Хотите верьте, хотите нет, но в то мгновение мной овладел страх. Нет, не от того, что Нэлка вдруг станет матерью, а от того, что я СТАНУ БАБКОЙ! А ведь это когда-нибудь да случится. Хорошо, если поздно, а если рано? Но я не готова, видит бог, не готова!
Да сами посудите: у меня же все, буквально все впереди! Хотя бы по той простой причине, что ничего, ну ничегошеньки еще и не было! Если не считать детства-отрочества-юности, скоропалительного замужества, Нэлкиного рождения, пеленок и кастрюль! И все, уже пора с ярмарки? Когда я до нее и доехать-то еще не успела? И праздничных огней-фейерверков толком не разглядела? А мне, значит, вежливо предлагают поворачивать оглобли? Ну нет, режьте меня, стреляйте, жгите каленым железом, а я не согласна! Не согласная я, и все тут!

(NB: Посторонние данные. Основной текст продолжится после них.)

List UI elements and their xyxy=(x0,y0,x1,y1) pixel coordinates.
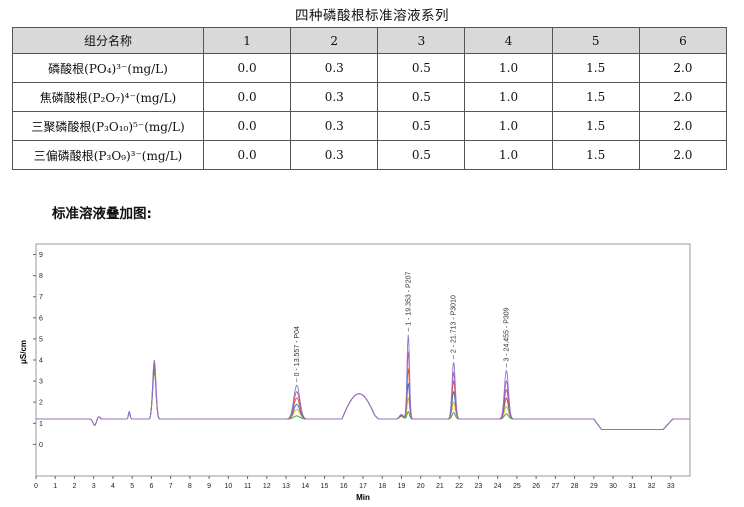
y-tick-label: 4 xyxy=(39,358,43,365)
x-tick-label: 27 xyxy=(551,483,559,490)
table-cell: 0.5 xyxy=(377,140,466,170)
header-level-1: 1 xyxy=(202,27,292,54)
y-tick-label: 6 xyxy=(39,315,43,322)
table-cell: 0.3 xyxy=(290,82,379,112)
table-cell: 0.5 xyxy=(377,53,466,83)
table-cell: 1.5 xyxy=(551,140,640,170)
table-cell: 0.3 xyxy=(290,111,379,141)
x-tick-label: 4 xyxy=(111,483,115,490)
table-cell: 2.0 xyxy=(638,82,728,112)
peak-label: 2 - 21.713 - P3010 xyxy=(451,295,458,353)
table-cell: 0.5 xyxy=(377,111,466,141)
x-axis-label: Min xyxy=(356,493,370,502)
x-tick-label: 32 xyxy=(648,483,656,490)
x-tick-label: 24 xyxy=(494,483,502,490)
header-level-2: 2 xyxy=(290,27,379,54)
table-row: 三聚磷酸根(P₃O₁₀)⁵⁻(mg/L) 0.0 0.3 0.5 1.0 1.5… xyxy=(12,111,728,141)
series-line-2.0 xyxy=(36,334,690,431)
y-tick-label: 7 xyxy=(39,294,43,301)
x-tick-label: 28 xyxy=(571,483,579,490)
x-tick-label: 13 xyxy=(282,483,290,490)
header-level-5: 5 xyxy=(551,27,640,54)
x-tick-label: 20 xyxy=(417,483,425,490)
table-cell: 1.0 xyxy=(464,111,553,141)
x-tick-label: 2 xyxy=(73,483,77,490)
table-cell: 0.0 xyxy=(202,140,292,170)
peak-label: 0 - 13.557 - P04 xyxy=(294,326,301,376)
table-cell: 2.0 xyxy=(638,111,728,141)
plot-frame xyxy=(35,243,691,477)
x-tick-label: 3 xyxy=(92,483,96,490)
x-tick-label: 10 xyxy=(224,483,232,490)
x-tick-label: 33 xyxy=(667,483,675,490)
x-tick-label: 5 xyxy=(130,483,134,490)
x-tick-label: 18 xyxy=(378,483,386,490)
table-cell: 1.0 xyxy=(464,140,553,170)
chromatogram-overlay-chart: 0 1 2 3 4 5 6 7 8 9 10 11 12 13 14 15 16 17 18 19 20 21 22 23 24… xyxy=(19,243,691,502)
header-level-6: 6 xyxy=(638,27,728,54)
x-tick-label: 22 xyxy=(455,483,463,490)
component-name: 焦磷酸根(P₂O₇)⁴⁻(mg/L) xyxy=(12,82,204,112)
header-level-4: 4 xyxy=(464,27,553,54)
y-tick-label: 2 xyxy=(39,400,43,407)
x-tick-label: 19 xyxy=(398,483,406,490)
x-tick-label: 30 xyxy=(609,483,617,490)
section-heading: 标准溶液叠加图: xyxy=(52,206,152,222)
table-cell: 0.0 xyxy=(202,111,292,141)
peak-label: 3 - 24.455 - P309 xyxy=(503,307,510,361)
y-tick-label: 0 xyxy=(39,442,43,449)
table-cell: 0.0 xyxy=(202,82,292,112)
table-cell: 0.3 xyxy=(290,140,379,170)
table-cell: 1.5 xyxy=(551,111,640,141)
table-cell: 0.3 xyxy=(290,53,379,83)
y-tick-label: 3 xyxy=(39,379,43,386)
component-name: 三偏磷酸根(P₃O₉)³⁻(mg/L) xyxy=(12,140,204,170)
y-tick-label: 5 xyxy=(39,336,43,343)
header-level-3: 3 xyxy=(377,27,466,54)
table-cell: 1.5 xyxy=(551,53,640,83)
y-tick-label: 9 xyxy=(39,252,43,259)
x-tick-label: 26 xyxy=(532,483,540,490)
x-tick-label: 21 xyxy=(436,483,444,490)
x-tick-label: 7 xyxy=(169,483,173,490)
table-title: 四种磷酸根标准溶液系列 xyxy=(295,8,449,24)
y-tick-label: 1 xyxy=(39,421,43,428)
table-row: 三偏磷酸根(P₃O₉)³⁻(mg/L) 0.0 0.3 0.5 1.0 1.5 … xyxy=(12,140,728,170)
table-cell: 1.5 xyxy=(551,82,640,112)
component-name: 磷酸根(PO₄)³⁻(mg/L) xyxy=(12,53,204,83)
peak-label: 1 - 19.353 - P207 xyxy=(405,271,412,325)
table-row: 磷酸根(PO₄)³⁻(mg/L) 0.0 0.3 0.5 1.0 1.5 2.0 xyxy=(12,53,728,83)
x-tick-label: 31 xyxy=(628,483,636,490)
table-cell: 1.0 xyxy=(464,82,553,112)
header-component-name: 组分名称 xyxy=(12,27,204,54)
x-tick-label: 14 xyxy=(301,483,309,490)
table-cell: 1.0 xyxy=(464,53,553,83)
table-cell: 0.5 xyxy=(377,82,466,112)
standard-solution-table: 组分名称 1 2 3 4 5 6 磷酸根(PO₄)³⁻(mg/L) 0.0 0.… xyxy=(12,27,728,170)
x-tick-label: 6 xyxy=(149,483,153,490)
table-cell: 0.0 xyxy=(202,53,292,83)
x-tick-label: 16 xyxy=(340,483,348,490)
x-tick-label: 23 xyxy=(475,483,483,490)
x-tick-label: 12 xyxy=(263,483,271,490)
x-tick-label: 8 xyxy=(188,483,192,490)
component-name: 三聚磷酸根(P₃O₁₀)⁵⁻(mg/L) xyxy=(12,111,204,141)
x-tick-label: 11 xyxy=(244,483,251,490)
y-axis-label: μS/cm xyxy=(19,340,28,364)
table-cell: 2.0 xyxy=(638,140,728,170)
table-row: 焦磷酸根(P₂O₇)⁴⁻(mg/L) 0.0 0.3 0.5 1.0 1.5 2… xyxy=(12,82,728,112)
x-tick-label: 29 xyxy=(590,483,598,490)
x-tick-label: 9 xyxy=(207,483,211,490)
table-header-row: 组分名称 1 2 3 4 5 6 xyxy=(12,27,728,54)
x-tick-label: 25 xyxy=(513,483,521,490)
x-tick-label: 17 xyxy=(359,483,367,490)
y-tick-label: 8 xyxy=(39,273,43,280)
x-tick-label: 15 xyxy=(321,483,329,490)
table-cell: 2.0 xyxy=(638,53,728,83)
x-tick-label: 1 xyxy=(53,483,57,490)
x-tick-label: 0 xyxy=(34,483,38,490)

Именно с того-то памятного чаепития на кухне я и возненавидела все, что прежде составляло смысл моей жизни. Причем люто возненавидела. Ну, за исключением Нэлки разве что. Впала в депрессию и запустила хозяйство.
То, что со мной творится неладное, Нэлка и Маоист заметили, когда грязная посуда перестала помещаться в раковине, а белье — в стиральной машине.
— Ты что, заболела? — поинтересовался Маоист, недовольно обнюхивая носки, которые ему, бедному, пришлось носить аж целых три дня кряду.
— Не-а, — безразлично отозвалась я с дивана.
— Тогда в чем дело? — зашуршал он галстуками в шкафу.